L71062 Marktordnungen Kärnten;
001 Verwaltungsrecht allgemein;
40/01 Verwaltungsverfahren;
50/01 Gewerbeordnung;

Norm

GewO 1973 §368 Z16;
MO Villach 1979 §18 Abs1;
MO Villach 1979 §30 Z1;
VStG §31 Abs1;
VStG §32 Abs1;
VStG §32 Abs2;
VStG §44a lita;
VStG §44a Z1 impl;
VStG §44a Z1;
VwRallg;

Betreff

N gegen Landeshauptmann von Kärnten vom 20. Oktober 1989, Zl.
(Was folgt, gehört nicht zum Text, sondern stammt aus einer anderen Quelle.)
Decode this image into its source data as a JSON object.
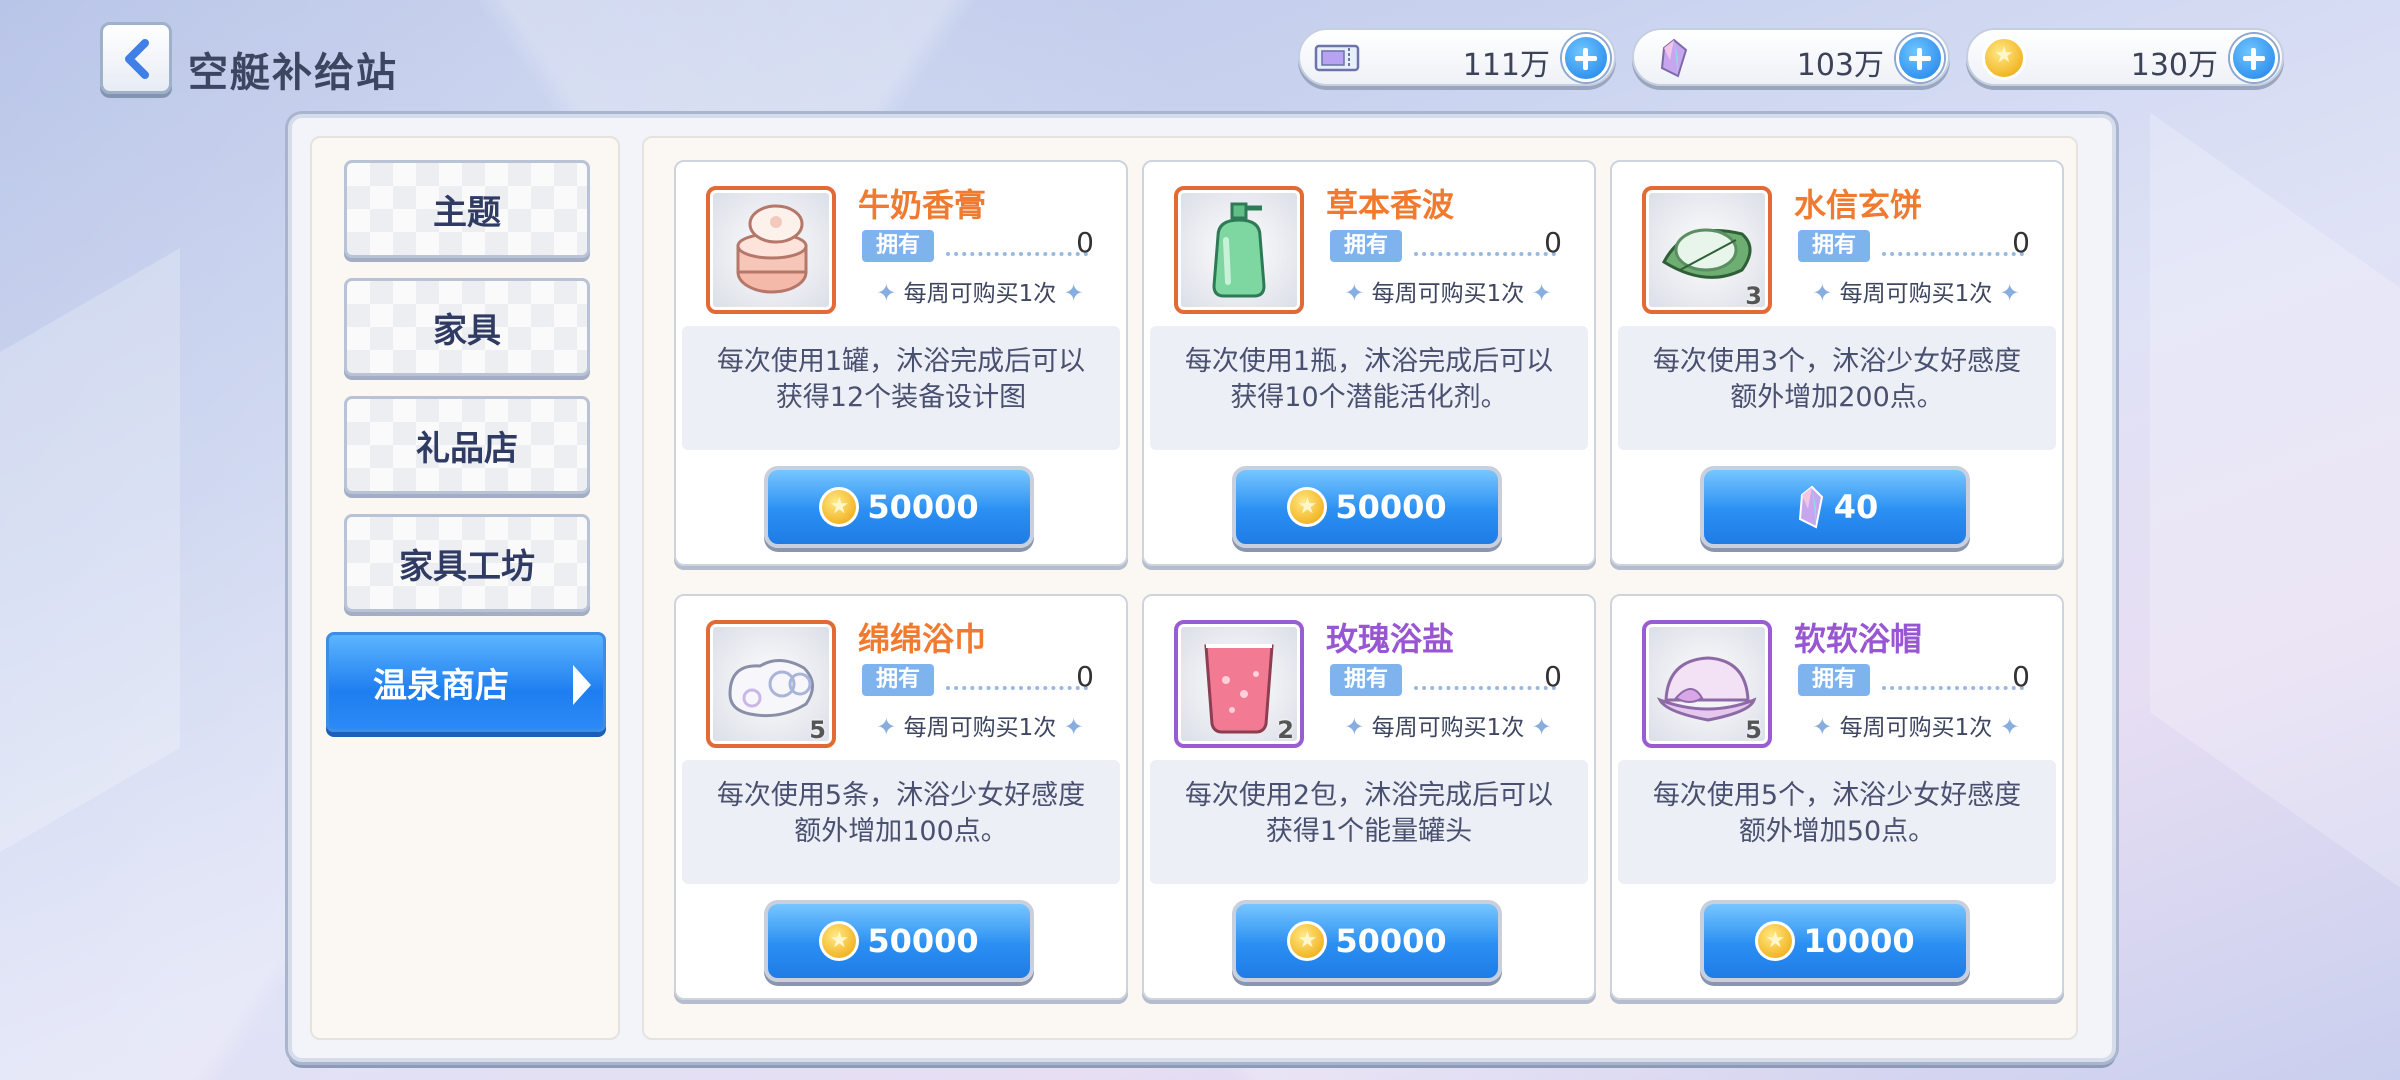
{
  "header": {
    "title": "空艇补给站",
    "currencies": [
      {
        "icon": "ticket-icon",
        "value": "111万"
      },
      {
        "icon": "crystal-icon",
        "value": "103万"
      },
      {
        "icon": "coin-icon",
        "value": "130万"
      }
    ]
  },
  "sidebar": {
    "items": [
      {
        "label": "主题"
      },
      {
        "label": "家具"
      },
      {
        "label": "礼品店"
      },
      {
        "label": "家具工坊"
      },
      {
        "label": "温泉商店",
        "active": true
      }
    ]
  },
  "shop": {
    "owned_label": "拥有",
    "items": [
      {
        "name": "牛奶香膏",
        "owned": "0",
        "limit": "每周可购买1次",
        "qty": "",
        "desc_line1": "每次使用1罐，沐浴完成后可以",
        "desc_line2": "获得12个装备设计图",
        "currency": "coin",
        "price": "50000",
        "frame": "orange",
        "icon": "cream-jar-icon"
      },
      {
        "name": "草本香波",
        "owned": "0",
        "limit": "每周可购买1次",
        "qty": "",
        "desc_line1": "每次使用1瓶，沐浴完成后可以",
        "desc_line2": "获得10个潜能活化剂。",
        "currency": "coin",
        "price": "50000",
        "frame": "orange",
        "icon": "shampoo-bottle-icon"
      },
      {
        "name": "水信玄饼",
        "owned": "0",
        "limit": "每周可购买1次",
        "qty": "3",
        "desc_line1": "每次使用3个，沐浴少女好感度",
        "desc_line2": "额外增加200点。",
        "currency": "crystal",
        "price": "40",
        "frame": "orange",
        "icon": "rice-cake-icon"
      },
      {
        "name": "绵绵浴巾",
        "owned": "0",
        "limit": "每周可购买1次",
        "qty": "5",
        "desc_line1": "每次使用5条，沐浴少女好感度",
        "desc_line2": "额外增加100点。",
        "currency": "coin",
        "price": "50000",
        "frame": "orange",
        "icon": "towel-icon"
      },
      {
        "name": "玫瑰浴盐",
        "owned": "0",
        "limit": "每周可购买1次",
        "qty": "2",
        "desc_line1": "每次使用2包，沐浴完成后可以",
        "desc_line2": "获得1个能量罐头",
        "currency": "coin",
        "price": "50000",
        "frame": "purple",
        "icon": "bath-salt-icon"
      },
      {
        "name": "软软浴帽",
        "owned": "0",
        "limit": "每周可购买1次",
        "qty": "5",
        "desc_line1": "每次使用5个，沐浴少女好感度",
        "desc_line2": "额外增加50点。",
        "currency": "coin",
        "price": "10000",
        "frame": "purple",
        "icon": "bath-cap-icon"
      }
    ]
  },
  "colors": {
    "accent_blue": "#2a8ff2",
    "name_orange": "#f07a2f",
    "name_purple": "#9956d2"
  }
}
Gew-991/1/89, betreffend Übertretung der Gewerbeordnung 1973

Spruch

Der angefochtene Bescheid wird wegen Rechtswidrigkeit seines Inhaltes aufgehoben.

Der Bund hat dem Beschwerdeführer Aufwendungen in der Höhe von S 9.690,-- binnen zwei Wochen bei sonstiger Exekution zu ersetzen.

Das Mehrbegehren wird abgewiesen.

Begründung

Mit Strafverfügung des Bürgermeisters der Stadt Villach vom 8. November 1988 wurde der Beschwerdeführer für schuldig erkannt:

"Sie haben, wie von einem Organ des Marktamtes der Stadt Villach festgestellt wurde, am 5.10.1988 mit dem Pkw VV, Kennzeichen XX, im Marktgebiet von Villach, X-Platz, ohne Zuweisung einen Marktstandplatz belegt."

Auf Grund des Einspruches des Beschwerdeführers gegen diese Strafverfügung erging das Straferkenntnis des Bürgermeisters der Stadt Villach vom 22. Mai 1989, dessen Spruch wie folgt lautete:

"Sie haben am 5.10.1988 um 7.35 Uhr an einem Markttag in Villach, X-Platz, das mehrspurige Kraftfahrzeug VV mit dem behördlichen Kennzeichen XX ohne Zuweisung auf einem Marktplatz abgestellt, obwohl jedes Verstellen von nicht zugewiesenen Marktflächen verboten ist."

Der Beschwerdeführer habe dadurch § 30 Z. 1 in Verbindung mit § 18 Abs. 1 der Marktordnung der Stadt Villach verletzt und es wurde über ihn gemäß § 368 Z. 16 GewO 1973 eine Geldstrafe von S 300,-- (Ersatzarreststrafe 12 Stunden) verhängt.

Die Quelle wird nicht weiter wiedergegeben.